En attendant, le dialogue entre gouvernement et syndicats est rompu. Les négociations au point mort. Le gouvernement campe sur ses positions et les syndicats se sentent insultés. Du fait de la grève illimitée du pouvoir judiciaire, le pays est complètement paralysé, comme en catatonie. Les prisons regorgent de détenus en garde à vue, en détention préventive ou dont l'état de jugement est dépassé. Les dépôts de demandes de certificat de nationalité, de casier judiciaire, ou registre du commerce ne fonctionne plus, pénalisant la population et engrangeant des pertes économiques pour le moment encore difficilement quantifiables. Un état de fait qui remet en question, pour nombre de Maliens, la justesse de cette grève aux graves conséquences. « Cette grève traduit le mal-être du juge, la parodie de justice et le caractère impossible d'un État de droit et de démocratie en lesquels personne, même pas au plus haut sommet de l'État, ne croit. Actuellement, la mode est aux équipements militaires pour combattre l'ennemi. Mais le premier ennemi est l'injustice et l'impunité. Ne regardons pas le juge dans son attitude de personne mal perçue pour lui arracher ce à quoi il a droit. La grandeur d'âme d'une gouvernance devrait se traduire par le regard des gouvernants vers et en faveur de la justice », avertit l'ancien garde des Sceaux Mamadou Ismaila Konaté.
 
Une dernière chance nommée IBK ?
 
Après plus d'un mois de blocage, les scénarios de sortie de crise semblent épuisés. Les leaders religieux ont été appelés à la rescousse la semaine dernière pour tenter une médiation qui pour l'instant s'est surtout bornée à une prise de contact et d'information auprès des différentes parties.
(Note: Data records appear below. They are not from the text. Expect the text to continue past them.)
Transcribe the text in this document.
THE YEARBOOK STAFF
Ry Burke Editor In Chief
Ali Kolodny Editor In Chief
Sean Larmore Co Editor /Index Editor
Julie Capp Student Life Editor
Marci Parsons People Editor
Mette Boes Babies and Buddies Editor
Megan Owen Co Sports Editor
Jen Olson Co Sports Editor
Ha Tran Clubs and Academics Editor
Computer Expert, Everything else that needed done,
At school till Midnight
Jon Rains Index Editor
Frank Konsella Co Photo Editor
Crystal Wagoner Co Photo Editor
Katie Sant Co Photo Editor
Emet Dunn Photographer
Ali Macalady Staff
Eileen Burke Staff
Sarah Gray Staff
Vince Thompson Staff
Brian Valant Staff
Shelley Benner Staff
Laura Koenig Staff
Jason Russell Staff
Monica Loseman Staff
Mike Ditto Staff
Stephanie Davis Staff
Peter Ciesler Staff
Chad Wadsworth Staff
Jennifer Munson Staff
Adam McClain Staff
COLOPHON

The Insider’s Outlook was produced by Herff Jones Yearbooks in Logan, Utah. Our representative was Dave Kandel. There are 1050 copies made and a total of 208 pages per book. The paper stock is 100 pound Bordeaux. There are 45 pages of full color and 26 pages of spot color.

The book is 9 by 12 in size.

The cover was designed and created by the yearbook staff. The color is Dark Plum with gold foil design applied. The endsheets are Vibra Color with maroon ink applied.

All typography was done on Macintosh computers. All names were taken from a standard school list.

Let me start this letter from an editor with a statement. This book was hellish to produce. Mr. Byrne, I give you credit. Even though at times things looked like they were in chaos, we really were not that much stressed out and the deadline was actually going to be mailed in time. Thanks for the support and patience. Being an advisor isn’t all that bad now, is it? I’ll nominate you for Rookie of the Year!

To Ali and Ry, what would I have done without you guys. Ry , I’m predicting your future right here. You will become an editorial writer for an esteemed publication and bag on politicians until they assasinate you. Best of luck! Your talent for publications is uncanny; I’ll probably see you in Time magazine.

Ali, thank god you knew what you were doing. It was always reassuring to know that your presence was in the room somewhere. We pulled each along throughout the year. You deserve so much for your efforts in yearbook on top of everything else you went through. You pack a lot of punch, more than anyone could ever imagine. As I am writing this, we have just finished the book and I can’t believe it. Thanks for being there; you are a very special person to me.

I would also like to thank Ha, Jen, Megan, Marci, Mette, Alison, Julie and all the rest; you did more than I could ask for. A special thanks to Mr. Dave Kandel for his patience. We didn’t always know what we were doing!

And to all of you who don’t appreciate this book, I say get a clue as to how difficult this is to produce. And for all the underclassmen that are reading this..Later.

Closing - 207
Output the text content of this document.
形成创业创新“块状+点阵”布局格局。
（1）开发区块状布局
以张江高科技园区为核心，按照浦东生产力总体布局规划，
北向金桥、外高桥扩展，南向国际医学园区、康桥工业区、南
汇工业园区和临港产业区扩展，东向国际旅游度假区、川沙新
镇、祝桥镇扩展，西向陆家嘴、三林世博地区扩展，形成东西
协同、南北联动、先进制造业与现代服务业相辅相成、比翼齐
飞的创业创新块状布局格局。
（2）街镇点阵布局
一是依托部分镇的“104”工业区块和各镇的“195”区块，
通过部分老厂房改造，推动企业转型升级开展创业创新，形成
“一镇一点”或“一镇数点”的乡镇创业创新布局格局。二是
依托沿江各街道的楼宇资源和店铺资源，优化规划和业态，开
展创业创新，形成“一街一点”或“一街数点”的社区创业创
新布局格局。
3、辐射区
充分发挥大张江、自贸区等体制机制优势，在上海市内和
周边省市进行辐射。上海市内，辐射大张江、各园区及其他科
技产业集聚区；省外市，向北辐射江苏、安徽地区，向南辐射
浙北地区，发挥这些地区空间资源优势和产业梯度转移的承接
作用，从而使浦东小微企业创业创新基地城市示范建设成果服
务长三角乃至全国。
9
Pourtant, même si dans le camp gouvernemental on se dit « ouvert au dialogue » et du côté des syndicats on assure, « ne pas fermer la porte », la situation s'enlise, et le président de la République Ibrahim Boubacar Keita, récemment réélu, premier magistrat malien, car président du Conseil supérieur de la magistrature, garant de l'indépendance du pouvoir judiciaire, pourrait être la seule autorité en mesure de trancher et de mettre les magistrats dans leur droit. « Le décret et nos statuts sont passés en conseil des ministres à peu près 8 fois et ça n'a pas été adopté, ce qui veut dire que la réticence au niveau du gouvernement est palpable. Nous ne voulons plus avoir à faire à des ministres ou des conseillers techniques. Le président IBK est, en vertu de la Constitution, garant de l'indépendance de la justice, donc il n'y a que lui qui puisse arbitrer dans ce dossier. Il a prêté serment en jurant de respecter la Constitution, donc nous lui faisons confiance, il est le chef suprême, on ne doute pas qu'il soit la solution à notre problème », soutient Hawa Dembélé.
 
L'urgence de maintenir le dialogue
 
Pour Mamadou Imaila Konaté, « il faut dialoguer et agir, impérativement et le plus vite, car l'État y perd en crédibilité. Il est à craindre que d'autres corporations emboîtent le pas aux juges. Pendant cette grève, des personnes sont illégalement arrêtées et gardées sans que personne ne trouve à redire et la lutte contre la corruption ne peut être envisagée sans les magistrats. De même pour la poursuite des crimes de violence basée sur le genre, du terrorisme qui tue tous les jours des populations innocentes et naïves ». Pour lui, rien de tout cela n'est concevable ni envisageable sans la justice, donc sans le juge. « On essaie de sauver une justice correcte », lance Hady Macky Sall, « nous, nous voulons changer la tendance, nous voulons incarner une vraie justice qui contribue à l'édification du pays, une justice qui joue pleinement son rôle », déclare avec conviction le jeune magistrat. Un vœu pieux, une supplique en forme d'injonction lancée aux autorités du pays, qui, si elles considèrent que la justice et la démocratie sont indissociables, devront nécessairement hisser le pouvoir judiciaire à leur niveau, car quand la justice dysfonctionne, non seulement la démocratie est mise à mal, mais avec elle, la société tout entière.